1918 Mondros Mütarekesi sonrasında manzaramız şöyledir: Devletimiz teslim olmuş, Payitaht İstanbul dahil vatanımız işgal edilmiş, ordularımız büyük çapta dağıtılmıştır. Her şeyin bittiği kabul edilen bu durumda, “Asla esareti kabul etmeyen Türk Milleti” inancıyla hareket eden Mustafa Kemal Paşa ve arkadaşlarının önderliğinde Milli Mücadele başlamıştır. 1919’dan 1923’e kadar, Lozan Konferansı dahil, 4 yıl süren bu mahşerin her safhasında Türk Ocağı ve Ocaklılar yer almışlardır. Yüksek ruh ve imana sahip Ocaklıların gönüllü olarak oluşturdukları “Sakarya Oymağı” nın tamamı şehit olmuştur. Bu olaya “okumuş son neslin kaybı” adı verilmiştir.
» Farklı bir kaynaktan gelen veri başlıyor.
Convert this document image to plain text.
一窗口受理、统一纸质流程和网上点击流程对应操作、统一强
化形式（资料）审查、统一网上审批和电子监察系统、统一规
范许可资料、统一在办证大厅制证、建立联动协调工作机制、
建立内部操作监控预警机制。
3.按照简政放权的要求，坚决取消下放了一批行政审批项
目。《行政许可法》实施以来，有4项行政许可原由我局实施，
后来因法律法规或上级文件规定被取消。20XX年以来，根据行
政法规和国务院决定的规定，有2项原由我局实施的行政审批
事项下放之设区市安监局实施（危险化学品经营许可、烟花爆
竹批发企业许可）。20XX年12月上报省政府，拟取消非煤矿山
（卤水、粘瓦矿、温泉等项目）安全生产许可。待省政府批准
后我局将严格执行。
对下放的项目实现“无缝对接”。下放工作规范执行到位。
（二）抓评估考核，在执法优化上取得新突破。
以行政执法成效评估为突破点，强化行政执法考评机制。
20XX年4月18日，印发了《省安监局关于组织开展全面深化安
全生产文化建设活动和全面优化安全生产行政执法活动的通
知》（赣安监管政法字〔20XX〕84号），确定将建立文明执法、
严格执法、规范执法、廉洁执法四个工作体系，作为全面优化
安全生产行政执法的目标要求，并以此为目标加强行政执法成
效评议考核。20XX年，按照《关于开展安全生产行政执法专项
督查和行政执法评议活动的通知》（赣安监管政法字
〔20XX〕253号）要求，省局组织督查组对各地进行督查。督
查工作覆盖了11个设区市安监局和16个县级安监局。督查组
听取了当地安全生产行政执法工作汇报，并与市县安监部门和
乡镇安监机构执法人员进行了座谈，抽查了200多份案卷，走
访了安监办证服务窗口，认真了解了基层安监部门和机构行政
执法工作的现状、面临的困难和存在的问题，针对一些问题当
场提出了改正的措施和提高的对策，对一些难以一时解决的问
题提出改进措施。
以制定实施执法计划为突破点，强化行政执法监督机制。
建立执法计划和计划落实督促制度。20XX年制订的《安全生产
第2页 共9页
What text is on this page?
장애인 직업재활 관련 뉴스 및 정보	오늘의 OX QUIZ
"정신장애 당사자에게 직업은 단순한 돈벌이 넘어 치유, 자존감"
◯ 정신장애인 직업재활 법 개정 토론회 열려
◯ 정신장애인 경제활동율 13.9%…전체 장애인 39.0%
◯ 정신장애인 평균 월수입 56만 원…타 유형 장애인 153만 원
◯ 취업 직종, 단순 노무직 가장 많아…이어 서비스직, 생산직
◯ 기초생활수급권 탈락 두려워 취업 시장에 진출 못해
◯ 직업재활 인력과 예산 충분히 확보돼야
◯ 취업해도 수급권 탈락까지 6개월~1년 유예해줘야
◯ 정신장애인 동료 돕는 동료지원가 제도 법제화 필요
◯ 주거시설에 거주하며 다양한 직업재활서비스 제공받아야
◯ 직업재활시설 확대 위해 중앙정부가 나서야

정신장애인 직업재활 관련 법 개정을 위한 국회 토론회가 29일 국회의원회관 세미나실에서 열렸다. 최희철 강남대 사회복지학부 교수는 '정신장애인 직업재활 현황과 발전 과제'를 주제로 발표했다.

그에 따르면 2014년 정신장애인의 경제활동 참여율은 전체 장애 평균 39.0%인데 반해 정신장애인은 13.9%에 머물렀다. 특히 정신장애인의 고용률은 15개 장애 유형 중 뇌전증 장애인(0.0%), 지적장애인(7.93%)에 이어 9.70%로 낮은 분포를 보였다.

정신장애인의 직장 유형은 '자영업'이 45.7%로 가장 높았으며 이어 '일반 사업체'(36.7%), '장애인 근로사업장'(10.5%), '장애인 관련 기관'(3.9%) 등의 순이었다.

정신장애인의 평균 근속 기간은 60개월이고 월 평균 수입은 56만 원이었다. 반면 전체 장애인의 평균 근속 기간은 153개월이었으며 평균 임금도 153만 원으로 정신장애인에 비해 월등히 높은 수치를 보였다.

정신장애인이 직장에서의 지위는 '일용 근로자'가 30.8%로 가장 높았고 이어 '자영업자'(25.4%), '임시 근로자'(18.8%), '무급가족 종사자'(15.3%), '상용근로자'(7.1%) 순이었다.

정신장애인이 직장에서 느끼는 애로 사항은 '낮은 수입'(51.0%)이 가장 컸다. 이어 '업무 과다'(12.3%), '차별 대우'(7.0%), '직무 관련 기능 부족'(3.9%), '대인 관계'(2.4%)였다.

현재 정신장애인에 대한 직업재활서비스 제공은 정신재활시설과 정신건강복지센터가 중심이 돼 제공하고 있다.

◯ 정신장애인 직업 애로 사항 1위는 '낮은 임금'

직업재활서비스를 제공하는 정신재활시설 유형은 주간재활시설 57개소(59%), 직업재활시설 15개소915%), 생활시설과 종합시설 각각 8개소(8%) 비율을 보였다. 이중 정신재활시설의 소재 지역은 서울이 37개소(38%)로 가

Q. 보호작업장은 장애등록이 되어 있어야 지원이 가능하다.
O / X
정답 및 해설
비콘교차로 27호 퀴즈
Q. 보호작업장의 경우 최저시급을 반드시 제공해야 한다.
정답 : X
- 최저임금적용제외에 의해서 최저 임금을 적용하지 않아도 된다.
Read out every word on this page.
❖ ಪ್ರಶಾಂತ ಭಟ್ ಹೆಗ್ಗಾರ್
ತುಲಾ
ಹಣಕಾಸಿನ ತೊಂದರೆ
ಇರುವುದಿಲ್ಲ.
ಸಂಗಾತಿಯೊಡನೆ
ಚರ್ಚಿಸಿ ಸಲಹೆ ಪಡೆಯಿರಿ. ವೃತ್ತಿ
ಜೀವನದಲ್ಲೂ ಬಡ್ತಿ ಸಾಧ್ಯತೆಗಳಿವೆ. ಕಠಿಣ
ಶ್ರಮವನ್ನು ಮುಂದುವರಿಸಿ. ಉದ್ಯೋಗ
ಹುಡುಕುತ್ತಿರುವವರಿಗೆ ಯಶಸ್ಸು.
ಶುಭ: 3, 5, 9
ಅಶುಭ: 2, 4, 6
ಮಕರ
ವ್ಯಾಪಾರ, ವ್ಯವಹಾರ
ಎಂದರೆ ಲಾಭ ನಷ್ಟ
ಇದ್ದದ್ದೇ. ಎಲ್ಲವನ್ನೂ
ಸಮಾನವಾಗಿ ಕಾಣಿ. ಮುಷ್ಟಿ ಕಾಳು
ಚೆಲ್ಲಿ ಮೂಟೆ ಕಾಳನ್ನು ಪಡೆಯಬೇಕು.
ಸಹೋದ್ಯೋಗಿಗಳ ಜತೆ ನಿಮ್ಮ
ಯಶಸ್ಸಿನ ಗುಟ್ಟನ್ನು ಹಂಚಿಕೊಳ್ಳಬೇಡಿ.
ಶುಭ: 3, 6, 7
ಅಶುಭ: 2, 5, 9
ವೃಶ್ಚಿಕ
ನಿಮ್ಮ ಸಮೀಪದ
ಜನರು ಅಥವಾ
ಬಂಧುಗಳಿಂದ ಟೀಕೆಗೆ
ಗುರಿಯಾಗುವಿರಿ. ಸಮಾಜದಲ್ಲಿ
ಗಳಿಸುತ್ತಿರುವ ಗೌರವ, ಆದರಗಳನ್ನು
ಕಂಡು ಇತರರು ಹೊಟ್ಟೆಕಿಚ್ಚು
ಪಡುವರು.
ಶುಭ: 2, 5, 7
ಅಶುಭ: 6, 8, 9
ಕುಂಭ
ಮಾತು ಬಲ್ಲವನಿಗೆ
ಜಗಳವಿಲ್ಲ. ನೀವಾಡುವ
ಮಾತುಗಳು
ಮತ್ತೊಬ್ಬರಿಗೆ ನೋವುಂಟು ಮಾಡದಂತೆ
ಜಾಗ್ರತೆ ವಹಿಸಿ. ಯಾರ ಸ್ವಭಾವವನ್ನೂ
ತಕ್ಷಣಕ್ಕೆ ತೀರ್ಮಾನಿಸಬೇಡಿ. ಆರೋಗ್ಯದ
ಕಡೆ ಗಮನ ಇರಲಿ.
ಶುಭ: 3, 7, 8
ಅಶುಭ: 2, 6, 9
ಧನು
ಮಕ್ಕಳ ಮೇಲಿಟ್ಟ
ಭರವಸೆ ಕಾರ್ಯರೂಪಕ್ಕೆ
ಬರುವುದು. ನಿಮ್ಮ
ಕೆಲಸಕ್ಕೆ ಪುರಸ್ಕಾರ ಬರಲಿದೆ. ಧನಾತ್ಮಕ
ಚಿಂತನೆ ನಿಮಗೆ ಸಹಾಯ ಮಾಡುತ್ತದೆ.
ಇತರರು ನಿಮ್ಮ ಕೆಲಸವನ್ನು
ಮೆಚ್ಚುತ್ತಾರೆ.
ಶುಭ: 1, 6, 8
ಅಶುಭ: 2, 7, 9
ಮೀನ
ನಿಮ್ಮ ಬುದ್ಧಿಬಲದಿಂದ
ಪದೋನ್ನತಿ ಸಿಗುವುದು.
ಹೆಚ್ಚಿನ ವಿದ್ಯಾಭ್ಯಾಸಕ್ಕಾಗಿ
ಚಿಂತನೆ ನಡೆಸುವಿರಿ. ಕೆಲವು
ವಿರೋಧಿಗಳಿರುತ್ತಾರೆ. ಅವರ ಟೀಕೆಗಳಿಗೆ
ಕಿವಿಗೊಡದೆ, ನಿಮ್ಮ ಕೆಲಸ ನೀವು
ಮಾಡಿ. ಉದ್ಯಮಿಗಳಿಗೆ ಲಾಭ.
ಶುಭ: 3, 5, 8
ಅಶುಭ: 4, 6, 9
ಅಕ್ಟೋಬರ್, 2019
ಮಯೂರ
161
Allah’ın lütfuyla işgalci düşman yenilerek, Türk Milliyetçiliği felsefesine ve çağın şartlarına uygun olarak Türkiye Cumhuriyeti Devleti kurulmuştur. Unutmamalıyız ki; Gazi Mustafa Kemal Atatürk dahil, bütün Paşalarımız, devlet adamlarımız ve fikir adamlarımızın tamamına yakını Türk Ocağı’nın mensubu olmuşlardır.
Malum olan bu tarihi hatırlatma ihtiyacını niçin duyduk? Açık değil mi? Bugün, 80, 90 sene sonra mübarek vatanımızın bütünlüğü, Milletimizin birliği ve Devletimizin bağımsızlığı tehlikededir. Sanki Milli Mücadele öncesine dönüyoruz. Bütün bunlar, bizi yöneten siyasetin sonucu olarak ortaya çıkmıştır. Şöyleki; bölücü terör Doğu ve Güneydoğu Anadolu’muzda devlet inşa ediyor, dünyanın en vahşi teröristleri Irak, Suriye ve bizim topraklarımızda konuşlanmış vaziyette; Kıbrıs, Ege ve İstanbul’da Patrikhane ile kuşatılıyoruz; Ermeniler, uluslararası bir kampanyayı başlatmak üzereler.
Bu acı gerçeği herkes yaşıyor, görüyor ve biliyor. Bu ağır tablo karşısında; Devletimizin kurucusu Türk Milliyetçiliği felsefesi, Türk Milliyetçileri ve tarihi Türk Ocakları’nın konumlarını ihlasla düşünmeleri gerekmiyor mu? Elbette gerekiyor. Her derneğin ve vakfın yaptığı gibi üç-beş bildiri yayınlamak, yazı yazmak, senede üç-beş konferans düzenlemekle görev tamamlanmış olabilir mi? Türk Milleti uyandırılabilir mi? Asla... Bunlar yasak savma kabilinden işler olabilir.
İfade etmeye çalıştığımız bu hususu belki de en veciz şekilde ortaya koyan Prof. Dr. İlber Ortaylı olmuştur. Hoca; “Prof. Dr. Mustafa Kafalı’nın Başkanlığında Türk Ocakları’nın tarihi misyonuna döneceğine inancım tamdır.” Demek ki, Türk Ocakları’nın tarihi misyonuna dönmesine, içinde bulunduğumuz yıkıcı ve kuşatıcı tehlikeler karşısında, birlik ve beraberliğe dayalı daha kapsamlı çalışmalara ihtiyaç vardır.
Bu kanaatle hareket eden seçkin, ömrü Türk Milletine hizmetle geçmiş olan, camiamızın yüz akı bilim ve dava adamlarımız 43. Kurultayda yönetime talip olmuşlardır. Bir nöbet ve kan değişikliğine ihtiyaç olduğunu düşünerek, dava adamlarımızın bu teşebbüsünü memnuniyetle karşılıyoruz. İzaha çalıştığımız bu tablo karşısında, her Ocaklı ve Türk Milliyetçisinin konumunu gözden geçirmesi gerektiğini düşünüyoruz. Her türlü, indi, hissi ve şahsi kaygılardan uzak durarak, asil milletimizi, aziz vatanımızı ve asırlar ötesinden emanet olarak gelen kutsal egemenliğimizi düşünerek karar vermesini tavsiye ediyoruz. Vebal delegelerin üzerindedir; Allah yardımcımız olsun!